8. Always verify the sender's email address, especially when the email is requesting sensitive information. For example, if an email is requesting that you change your MOH password and it appears to come from someone within MOH, the domain (the part after the @ symbol) would likely say moh.gov.jm. If it doesn't, this is likely a phishing email.
Safe Internet Practices
9. Avoid visiting untrusted websites and downloading unknown software.
10. Ensure the websites you are visiting uses HTTPS (look at the URL), indicating a secure connection.
11. Avoid clicking on pop-up ads or unsolicited links on websites, as doing so can potentially infect your computer with malware.

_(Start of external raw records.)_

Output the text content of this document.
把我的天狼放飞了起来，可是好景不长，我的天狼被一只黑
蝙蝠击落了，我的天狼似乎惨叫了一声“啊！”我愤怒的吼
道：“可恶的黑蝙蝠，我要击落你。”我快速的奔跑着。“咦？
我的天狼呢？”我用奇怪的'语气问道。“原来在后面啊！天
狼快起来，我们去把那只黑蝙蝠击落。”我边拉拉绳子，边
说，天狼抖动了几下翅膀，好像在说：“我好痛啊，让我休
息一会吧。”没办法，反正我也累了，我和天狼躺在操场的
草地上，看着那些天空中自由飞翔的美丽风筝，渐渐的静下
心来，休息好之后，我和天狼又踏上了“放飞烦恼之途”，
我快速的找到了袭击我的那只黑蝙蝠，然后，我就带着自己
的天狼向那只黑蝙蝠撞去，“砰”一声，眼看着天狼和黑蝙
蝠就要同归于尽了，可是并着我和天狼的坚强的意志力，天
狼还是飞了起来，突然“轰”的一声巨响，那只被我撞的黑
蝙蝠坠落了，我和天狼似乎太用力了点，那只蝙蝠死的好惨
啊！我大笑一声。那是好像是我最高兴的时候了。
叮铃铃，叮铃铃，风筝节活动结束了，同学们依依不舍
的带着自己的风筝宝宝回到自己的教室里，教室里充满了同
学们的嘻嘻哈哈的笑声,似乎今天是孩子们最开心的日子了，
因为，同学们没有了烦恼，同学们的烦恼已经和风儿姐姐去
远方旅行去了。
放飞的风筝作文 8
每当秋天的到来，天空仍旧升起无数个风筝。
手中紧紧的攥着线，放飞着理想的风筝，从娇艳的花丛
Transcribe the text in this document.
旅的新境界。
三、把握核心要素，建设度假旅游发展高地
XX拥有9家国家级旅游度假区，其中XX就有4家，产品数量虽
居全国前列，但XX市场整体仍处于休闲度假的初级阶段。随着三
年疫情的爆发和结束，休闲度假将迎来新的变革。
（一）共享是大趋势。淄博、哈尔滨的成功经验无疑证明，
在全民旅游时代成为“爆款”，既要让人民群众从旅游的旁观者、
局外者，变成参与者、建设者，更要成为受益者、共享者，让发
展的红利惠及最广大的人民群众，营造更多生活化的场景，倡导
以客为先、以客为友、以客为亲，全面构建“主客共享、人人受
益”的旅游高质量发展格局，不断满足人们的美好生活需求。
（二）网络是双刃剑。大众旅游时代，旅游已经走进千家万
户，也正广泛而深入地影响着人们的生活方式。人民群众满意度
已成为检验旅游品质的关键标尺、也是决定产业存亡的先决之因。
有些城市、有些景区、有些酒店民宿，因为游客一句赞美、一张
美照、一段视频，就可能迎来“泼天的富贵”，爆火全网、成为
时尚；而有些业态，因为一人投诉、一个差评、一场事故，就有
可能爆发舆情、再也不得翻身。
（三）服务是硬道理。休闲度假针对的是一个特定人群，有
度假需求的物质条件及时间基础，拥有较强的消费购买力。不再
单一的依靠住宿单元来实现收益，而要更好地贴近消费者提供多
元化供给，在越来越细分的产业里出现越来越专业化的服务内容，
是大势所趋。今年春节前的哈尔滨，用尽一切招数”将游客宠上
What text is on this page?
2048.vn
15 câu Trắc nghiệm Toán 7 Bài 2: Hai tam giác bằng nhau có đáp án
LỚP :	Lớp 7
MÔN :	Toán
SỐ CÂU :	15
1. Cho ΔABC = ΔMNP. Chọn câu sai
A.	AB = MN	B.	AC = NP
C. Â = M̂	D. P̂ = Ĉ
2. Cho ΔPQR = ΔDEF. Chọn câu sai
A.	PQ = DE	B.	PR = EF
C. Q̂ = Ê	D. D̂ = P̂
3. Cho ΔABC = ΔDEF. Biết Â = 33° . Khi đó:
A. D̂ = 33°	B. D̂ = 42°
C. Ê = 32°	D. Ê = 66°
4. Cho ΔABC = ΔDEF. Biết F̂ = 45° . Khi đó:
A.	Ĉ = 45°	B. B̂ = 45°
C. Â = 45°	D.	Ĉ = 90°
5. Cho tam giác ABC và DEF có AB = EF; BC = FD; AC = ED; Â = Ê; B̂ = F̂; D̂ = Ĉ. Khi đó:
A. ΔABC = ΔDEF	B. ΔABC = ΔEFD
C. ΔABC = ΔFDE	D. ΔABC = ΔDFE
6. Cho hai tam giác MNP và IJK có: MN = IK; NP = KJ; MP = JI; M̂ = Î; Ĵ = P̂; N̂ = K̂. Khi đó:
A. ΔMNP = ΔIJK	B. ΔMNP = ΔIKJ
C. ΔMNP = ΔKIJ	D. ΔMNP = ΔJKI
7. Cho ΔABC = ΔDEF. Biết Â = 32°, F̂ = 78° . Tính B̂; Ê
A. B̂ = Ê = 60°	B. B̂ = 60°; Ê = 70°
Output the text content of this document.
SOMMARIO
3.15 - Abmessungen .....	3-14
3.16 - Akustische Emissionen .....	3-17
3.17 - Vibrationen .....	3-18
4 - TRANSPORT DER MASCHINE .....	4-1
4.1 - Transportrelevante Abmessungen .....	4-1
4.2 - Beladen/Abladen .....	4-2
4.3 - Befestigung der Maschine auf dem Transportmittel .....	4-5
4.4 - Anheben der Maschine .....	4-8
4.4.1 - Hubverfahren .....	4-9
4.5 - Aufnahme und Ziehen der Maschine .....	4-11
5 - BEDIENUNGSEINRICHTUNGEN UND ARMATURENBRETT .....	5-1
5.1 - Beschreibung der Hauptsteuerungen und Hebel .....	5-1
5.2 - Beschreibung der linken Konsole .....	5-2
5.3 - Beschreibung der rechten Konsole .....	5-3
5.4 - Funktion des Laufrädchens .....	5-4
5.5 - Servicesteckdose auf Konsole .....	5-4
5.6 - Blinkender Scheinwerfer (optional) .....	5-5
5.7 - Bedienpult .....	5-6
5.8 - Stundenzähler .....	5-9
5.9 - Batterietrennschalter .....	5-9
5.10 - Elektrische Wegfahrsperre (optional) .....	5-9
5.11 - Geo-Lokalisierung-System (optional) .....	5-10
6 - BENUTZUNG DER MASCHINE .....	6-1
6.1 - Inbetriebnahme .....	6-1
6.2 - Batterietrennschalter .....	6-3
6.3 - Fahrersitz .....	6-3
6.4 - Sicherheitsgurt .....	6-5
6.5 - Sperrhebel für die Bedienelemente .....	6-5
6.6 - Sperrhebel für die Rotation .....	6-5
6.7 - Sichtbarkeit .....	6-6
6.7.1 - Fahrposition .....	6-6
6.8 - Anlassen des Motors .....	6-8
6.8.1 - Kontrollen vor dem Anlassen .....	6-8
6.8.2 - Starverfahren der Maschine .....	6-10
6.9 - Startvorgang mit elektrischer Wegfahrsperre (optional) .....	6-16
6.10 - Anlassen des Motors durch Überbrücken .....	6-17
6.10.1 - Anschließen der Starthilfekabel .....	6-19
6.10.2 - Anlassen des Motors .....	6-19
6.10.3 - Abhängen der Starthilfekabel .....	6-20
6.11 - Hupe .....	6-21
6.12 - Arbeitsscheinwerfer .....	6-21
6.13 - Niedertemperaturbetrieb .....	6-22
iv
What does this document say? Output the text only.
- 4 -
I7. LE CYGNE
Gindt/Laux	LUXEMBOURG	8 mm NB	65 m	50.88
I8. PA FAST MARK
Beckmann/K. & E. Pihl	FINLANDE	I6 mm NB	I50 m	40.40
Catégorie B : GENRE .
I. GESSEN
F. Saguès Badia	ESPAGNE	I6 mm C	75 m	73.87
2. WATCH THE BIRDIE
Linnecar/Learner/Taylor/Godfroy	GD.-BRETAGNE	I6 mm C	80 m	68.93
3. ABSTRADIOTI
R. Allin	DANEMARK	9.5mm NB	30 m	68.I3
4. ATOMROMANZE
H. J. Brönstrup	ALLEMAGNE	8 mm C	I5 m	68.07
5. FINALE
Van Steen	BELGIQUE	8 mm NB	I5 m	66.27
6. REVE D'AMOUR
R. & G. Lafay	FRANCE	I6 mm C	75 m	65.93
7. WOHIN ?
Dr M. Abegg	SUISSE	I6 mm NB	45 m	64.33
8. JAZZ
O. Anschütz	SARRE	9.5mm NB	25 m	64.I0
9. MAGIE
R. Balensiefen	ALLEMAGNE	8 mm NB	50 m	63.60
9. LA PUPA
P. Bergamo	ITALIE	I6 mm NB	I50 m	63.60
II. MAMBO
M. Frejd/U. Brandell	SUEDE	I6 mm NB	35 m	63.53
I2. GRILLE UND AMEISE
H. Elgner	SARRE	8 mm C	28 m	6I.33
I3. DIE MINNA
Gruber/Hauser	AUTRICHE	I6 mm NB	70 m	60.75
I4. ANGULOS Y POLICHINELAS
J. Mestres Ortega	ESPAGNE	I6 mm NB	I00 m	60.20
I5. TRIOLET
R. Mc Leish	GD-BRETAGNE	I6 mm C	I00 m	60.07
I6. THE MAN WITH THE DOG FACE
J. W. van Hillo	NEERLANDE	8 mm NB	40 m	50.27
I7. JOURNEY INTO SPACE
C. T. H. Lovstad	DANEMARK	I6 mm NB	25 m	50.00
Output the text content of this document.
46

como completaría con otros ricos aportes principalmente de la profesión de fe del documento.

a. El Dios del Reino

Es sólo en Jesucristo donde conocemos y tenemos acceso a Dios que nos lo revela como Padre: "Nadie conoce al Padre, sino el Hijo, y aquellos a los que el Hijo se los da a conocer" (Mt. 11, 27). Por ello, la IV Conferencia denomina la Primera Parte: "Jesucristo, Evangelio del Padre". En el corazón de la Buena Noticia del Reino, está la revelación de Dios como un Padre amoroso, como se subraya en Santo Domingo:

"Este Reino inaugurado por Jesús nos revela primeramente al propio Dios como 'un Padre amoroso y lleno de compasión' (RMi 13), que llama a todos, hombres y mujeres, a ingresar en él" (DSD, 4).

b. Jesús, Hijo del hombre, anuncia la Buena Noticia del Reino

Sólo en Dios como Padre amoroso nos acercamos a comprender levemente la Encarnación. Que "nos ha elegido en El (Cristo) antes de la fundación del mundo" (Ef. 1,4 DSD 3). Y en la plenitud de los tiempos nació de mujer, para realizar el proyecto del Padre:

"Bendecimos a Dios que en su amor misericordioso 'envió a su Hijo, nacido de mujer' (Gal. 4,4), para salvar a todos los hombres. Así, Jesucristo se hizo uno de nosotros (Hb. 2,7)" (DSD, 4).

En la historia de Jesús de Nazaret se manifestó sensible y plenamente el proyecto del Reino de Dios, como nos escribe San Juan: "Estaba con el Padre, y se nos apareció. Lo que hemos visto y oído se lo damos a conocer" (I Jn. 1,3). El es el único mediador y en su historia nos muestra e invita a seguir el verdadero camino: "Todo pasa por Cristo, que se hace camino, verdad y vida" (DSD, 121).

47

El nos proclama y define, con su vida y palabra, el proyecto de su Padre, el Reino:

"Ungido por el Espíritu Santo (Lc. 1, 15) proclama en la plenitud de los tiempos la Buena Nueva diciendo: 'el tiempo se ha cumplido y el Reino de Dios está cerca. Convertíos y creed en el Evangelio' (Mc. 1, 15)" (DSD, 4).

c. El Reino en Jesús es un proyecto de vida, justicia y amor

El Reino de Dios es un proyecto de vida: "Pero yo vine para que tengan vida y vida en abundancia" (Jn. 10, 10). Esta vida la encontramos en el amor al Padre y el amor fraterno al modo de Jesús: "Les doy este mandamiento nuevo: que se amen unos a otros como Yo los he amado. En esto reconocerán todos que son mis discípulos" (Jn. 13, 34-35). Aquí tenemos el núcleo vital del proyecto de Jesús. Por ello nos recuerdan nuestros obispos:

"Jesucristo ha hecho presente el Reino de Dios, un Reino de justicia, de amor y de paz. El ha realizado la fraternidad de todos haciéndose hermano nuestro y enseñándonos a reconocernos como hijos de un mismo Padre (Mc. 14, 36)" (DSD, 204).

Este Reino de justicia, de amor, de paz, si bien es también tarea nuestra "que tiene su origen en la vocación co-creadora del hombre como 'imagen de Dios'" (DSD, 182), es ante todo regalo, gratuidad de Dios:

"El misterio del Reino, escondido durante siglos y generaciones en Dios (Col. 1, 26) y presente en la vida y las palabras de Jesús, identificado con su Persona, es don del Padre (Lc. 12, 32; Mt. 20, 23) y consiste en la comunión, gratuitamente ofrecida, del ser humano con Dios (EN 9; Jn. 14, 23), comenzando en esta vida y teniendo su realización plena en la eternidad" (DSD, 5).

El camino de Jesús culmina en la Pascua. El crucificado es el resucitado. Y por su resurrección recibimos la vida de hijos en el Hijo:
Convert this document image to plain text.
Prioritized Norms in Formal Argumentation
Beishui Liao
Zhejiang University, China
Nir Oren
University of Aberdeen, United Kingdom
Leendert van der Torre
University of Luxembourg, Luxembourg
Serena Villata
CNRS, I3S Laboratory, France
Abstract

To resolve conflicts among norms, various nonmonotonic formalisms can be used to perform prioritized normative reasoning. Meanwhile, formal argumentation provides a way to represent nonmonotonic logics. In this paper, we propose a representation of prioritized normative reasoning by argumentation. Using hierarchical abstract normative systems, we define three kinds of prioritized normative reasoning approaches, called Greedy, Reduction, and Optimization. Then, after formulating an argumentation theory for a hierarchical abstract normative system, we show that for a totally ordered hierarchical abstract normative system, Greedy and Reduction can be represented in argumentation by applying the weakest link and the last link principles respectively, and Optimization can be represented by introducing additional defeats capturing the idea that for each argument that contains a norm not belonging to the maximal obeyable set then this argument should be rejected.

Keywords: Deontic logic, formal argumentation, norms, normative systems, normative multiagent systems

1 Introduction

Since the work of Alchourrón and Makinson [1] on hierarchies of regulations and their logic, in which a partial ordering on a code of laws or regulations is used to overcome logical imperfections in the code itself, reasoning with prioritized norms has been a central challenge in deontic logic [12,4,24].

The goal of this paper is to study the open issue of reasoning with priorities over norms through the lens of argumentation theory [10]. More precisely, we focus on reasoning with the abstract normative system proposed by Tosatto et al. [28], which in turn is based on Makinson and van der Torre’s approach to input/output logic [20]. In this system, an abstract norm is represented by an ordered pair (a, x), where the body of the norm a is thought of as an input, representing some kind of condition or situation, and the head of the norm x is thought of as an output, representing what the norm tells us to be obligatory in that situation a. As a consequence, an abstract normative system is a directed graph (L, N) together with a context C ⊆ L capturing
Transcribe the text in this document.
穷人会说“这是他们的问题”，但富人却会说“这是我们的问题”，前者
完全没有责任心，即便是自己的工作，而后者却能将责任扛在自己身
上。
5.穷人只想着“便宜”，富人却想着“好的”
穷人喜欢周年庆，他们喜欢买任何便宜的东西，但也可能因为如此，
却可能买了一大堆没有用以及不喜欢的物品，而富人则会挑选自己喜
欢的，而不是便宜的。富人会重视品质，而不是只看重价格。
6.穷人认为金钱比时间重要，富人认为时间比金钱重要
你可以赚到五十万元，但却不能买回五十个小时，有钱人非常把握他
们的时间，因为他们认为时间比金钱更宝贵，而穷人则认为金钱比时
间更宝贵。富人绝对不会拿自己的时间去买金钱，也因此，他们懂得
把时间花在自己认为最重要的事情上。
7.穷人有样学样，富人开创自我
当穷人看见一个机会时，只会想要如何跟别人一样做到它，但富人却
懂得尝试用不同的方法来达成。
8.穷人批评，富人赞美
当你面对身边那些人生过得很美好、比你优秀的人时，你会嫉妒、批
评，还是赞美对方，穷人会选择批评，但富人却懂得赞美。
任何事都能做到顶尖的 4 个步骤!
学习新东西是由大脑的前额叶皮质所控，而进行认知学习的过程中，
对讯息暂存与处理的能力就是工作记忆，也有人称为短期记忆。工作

12. Keep devices and software up to date
Updates are very important for cybersecurity as many times updates are security updates whether that is a new security feature, or a patched vulnerability. Not updating devices or software exposes your data to more vulnerabilities and possible cyberattacks.
DO NOT interrupt an update once it has begun. Interruptions during software updates can corrupt files, lead to incomplete installations, and leave your device vulnerable to security risks.
13. Be Cautious of Social Engineering Attacks
DO: Be wary of unsolicited requests for personal information, even if they appear to come from trusted sources. Verify the identity of the requester through a separate, known channel.
WHY: Social engineering manipulates individuals into divulging confidential information or performing actions that compromise security. Attackers may impersonate colleagues, IT support, or other authority figures.
HOW TO: Train yourself to recognize common social engineering tactics, such as pretexting, phishing, and baiting. Always verify requests for sensitive information through a secondary, trusted communication method.
14. Utilize a Virtual Private Network (VPN) When Accessing Sensitive Information Remotely
WHY: A VPN encrypts your internet traffic, protecting it from potential eavesdropping and unauthorized access. This adds a crucial layer of security when handling sensitive information outside of the secure office environment
Always verify the sender before clicking on links or downloading attachments in emails. Phishing attacks often mimic trusted contacts or organizations to steal sensitive information. If in doubt, contact the sender directly using a known, trusted method.